We should have one instance running. Clicking on it, we are back to the instance console (see point 8), from where, following again points 8 and 9, we go again on our virtual RStudio.
(15) Terminate the instance
When the script is finished, and if we do not have anything else to run, from the instance console we can “terminate” the instance, as shown below. All done!
Limitations
This quick tutorial is intended as a very basic shortcut to run RStudio on AWS. The pros are that it works, that it should have you run a R script in a handful of minutes and that it does not require any technical knowledge. On the other hand, there are some obvious limitations (all suggestions are more than welcome!):
-
I have not been able to write output files on my local computer. While the modifications of the scripts I made in the instance are saved on my Dropbox, the output files, produced with
write_csv("myLongScriptOutput.csv")
are not. They appear in the “Files” tab in the virtual RStudio and I manually export them from there to my computer (“More>Export”). This is not very elegant. -
The virtual RStudio comes with some packages pre-installed.

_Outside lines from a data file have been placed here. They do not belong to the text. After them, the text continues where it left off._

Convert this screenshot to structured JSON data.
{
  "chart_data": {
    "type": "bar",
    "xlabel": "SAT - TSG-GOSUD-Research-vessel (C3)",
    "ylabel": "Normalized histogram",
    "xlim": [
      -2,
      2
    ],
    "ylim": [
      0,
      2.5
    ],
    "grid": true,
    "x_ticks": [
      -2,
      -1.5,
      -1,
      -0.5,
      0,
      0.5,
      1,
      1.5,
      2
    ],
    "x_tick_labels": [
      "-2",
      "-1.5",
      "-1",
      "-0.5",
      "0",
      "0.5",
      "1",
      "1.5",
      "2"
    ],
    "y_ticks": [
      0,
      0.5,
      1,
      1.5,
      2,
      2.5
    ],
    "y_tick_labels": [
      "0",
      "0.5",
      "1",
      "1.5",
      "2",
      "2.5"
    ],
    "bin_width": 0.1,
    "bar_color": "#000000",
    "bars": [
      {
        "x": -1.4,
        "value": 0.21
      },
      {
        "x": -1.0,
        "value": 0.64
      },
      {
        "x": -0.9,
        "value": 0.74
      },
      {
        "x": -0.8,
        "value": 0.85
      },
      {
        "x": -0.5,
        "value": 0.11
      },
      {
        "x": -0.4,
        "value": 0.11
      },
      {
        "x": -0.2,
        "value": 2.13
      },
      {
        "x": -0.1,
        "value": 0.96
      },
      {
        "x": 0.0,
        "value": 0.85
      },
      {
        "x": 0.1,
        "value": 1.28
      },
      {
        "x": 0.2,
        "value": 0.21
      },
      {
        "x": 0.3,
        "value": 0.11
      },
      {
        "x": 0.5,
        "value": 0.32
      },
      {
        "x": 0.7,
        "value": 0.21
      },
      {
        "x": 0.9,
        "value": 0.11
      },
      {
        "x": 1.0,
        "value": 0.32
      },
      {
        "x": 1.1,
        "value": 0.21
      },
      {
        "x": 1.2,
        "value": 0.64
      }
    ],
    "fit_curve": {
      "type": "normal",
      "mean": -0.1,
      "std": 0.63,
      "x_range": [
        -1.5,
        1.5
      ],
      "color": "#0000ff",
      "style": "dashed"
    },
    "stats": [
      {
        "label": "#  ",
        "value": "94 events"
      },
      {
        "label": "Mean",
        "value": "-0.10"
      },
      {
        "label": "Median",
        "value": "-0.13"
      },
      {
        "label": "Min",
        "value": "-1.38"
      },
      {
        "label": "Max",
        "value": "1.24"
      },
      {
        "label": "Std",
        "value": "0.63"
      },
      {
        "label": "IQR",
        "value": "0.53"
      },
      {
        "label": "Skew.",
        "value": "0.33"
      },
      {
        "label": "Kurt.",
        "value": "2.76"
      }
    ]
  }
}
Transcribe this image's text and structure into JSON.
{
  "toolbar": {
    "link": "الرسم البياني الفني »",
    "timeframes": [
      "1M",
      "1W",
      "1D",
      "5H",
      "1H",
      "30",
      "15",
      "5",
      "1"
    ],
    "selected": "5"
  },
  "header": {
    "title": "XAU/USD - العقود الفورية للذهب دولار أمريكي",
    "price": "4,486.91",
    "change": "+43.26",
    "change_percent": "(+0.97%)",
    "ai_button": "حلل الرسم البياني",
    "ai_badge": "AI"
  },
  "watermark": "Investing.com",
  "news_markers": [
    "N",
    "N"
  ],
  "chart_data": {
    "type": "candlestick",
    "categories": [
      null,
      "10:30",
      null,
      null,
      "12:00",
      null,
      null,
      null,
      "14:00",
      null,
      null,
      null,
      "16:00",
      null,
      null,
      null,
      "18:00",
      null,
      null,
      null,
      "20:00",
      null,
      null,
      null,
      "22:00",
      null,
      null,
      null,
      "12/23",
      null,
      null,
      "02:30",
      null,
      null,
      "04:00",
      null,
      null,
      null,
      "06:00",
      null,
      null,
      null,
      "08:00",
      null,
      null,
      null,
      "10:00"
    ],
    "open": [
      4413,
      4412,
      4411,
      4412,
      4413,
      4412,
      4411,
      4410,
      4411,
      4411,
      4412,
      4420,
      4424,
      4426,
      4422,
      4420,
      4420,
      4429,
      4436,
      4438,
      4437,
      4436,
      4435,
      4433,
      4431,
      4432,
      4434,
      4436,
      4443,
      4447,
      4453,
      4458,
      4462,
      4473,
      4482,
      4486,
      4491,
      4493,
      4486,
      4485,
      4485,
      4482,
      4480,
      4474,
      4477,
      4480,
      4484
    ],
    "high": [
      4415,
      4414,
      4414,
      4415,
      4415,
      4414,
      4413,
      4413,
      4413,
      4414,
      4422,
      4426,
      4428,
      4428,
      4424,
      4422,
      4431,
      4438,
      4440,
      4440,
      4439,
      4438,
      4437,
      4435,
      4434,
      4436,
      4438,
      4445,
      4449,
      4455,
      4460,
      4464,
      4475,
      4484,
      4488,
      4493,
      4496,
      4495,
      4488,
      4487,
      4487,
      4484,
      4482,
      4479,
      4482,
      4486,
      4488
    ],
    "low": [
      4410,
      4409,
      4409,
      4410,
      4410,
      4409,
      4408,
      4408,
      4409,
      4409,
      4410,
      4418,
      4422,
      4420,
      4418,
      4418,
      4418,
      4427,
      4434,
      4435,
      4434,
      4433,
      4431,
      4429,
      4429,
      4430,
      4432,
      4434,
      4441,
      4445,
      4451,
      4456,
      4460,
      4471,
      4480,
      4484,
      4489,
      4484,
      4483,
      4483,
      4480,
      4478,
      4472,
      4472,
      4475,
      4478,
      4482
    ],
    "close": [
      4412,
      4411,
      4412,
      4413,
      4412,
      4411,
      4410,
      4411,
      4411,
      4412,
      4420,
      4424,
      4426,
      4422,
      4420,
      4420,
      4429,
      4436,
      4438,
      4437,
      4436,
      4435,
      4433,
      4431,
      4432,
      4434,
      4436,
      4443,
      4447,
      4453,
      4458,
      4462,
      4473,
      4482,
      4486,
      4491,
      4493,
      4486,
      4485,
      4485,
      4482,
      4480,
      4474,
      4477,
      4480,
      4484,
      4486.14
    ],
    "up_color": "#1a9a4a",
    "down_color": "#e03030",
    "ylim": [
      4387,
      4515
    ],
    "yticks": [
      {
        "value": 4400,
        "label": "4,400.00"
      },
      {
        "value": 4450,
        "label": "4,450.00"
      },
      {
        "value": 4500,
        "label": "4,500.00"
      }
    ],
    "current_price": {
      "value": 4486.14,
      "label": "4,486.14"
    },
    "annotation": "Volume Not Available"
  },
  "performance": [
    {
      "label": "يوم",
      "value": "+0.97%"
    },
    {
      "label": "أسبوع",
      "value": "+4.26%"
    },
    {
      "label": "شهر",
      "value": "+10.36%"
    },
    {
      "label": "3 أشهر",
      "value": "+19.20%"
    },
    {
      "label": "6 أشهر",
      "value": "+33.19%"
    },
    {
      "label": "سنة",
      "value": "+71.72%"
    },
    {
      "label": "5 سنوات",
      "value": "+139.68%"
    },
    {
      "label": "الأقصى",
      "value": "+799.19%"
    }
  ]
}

In particular, the “tidyverse” package, which is the only one I needed, is there. I did not try to install any other package, so I do not know whether this will work straightforwardly or not.
-
The most annoying aspect is that my script runs slower in the cloud that on my laptop! (Around twice slower.) This is probably due to the fact that I am using a “Free Tier” instance, so I would need to pay for more computational power. So, this is a viable option if you are not exactly in a rush, unless someone finds a solution to this.
-
Finally, I just scratched the surface of what one can do (again the goal was to provide a fast and easy solution). I do not have idea of how the majority of the options present in the instance console work, and I did not mention few for which I have some idea. (For example, how to monitor your script, or how to pair your instance with a ssh key so to access it directly from terminal, see point 6).
As usual, comments and feedback welcome, and happy to know about better solutions!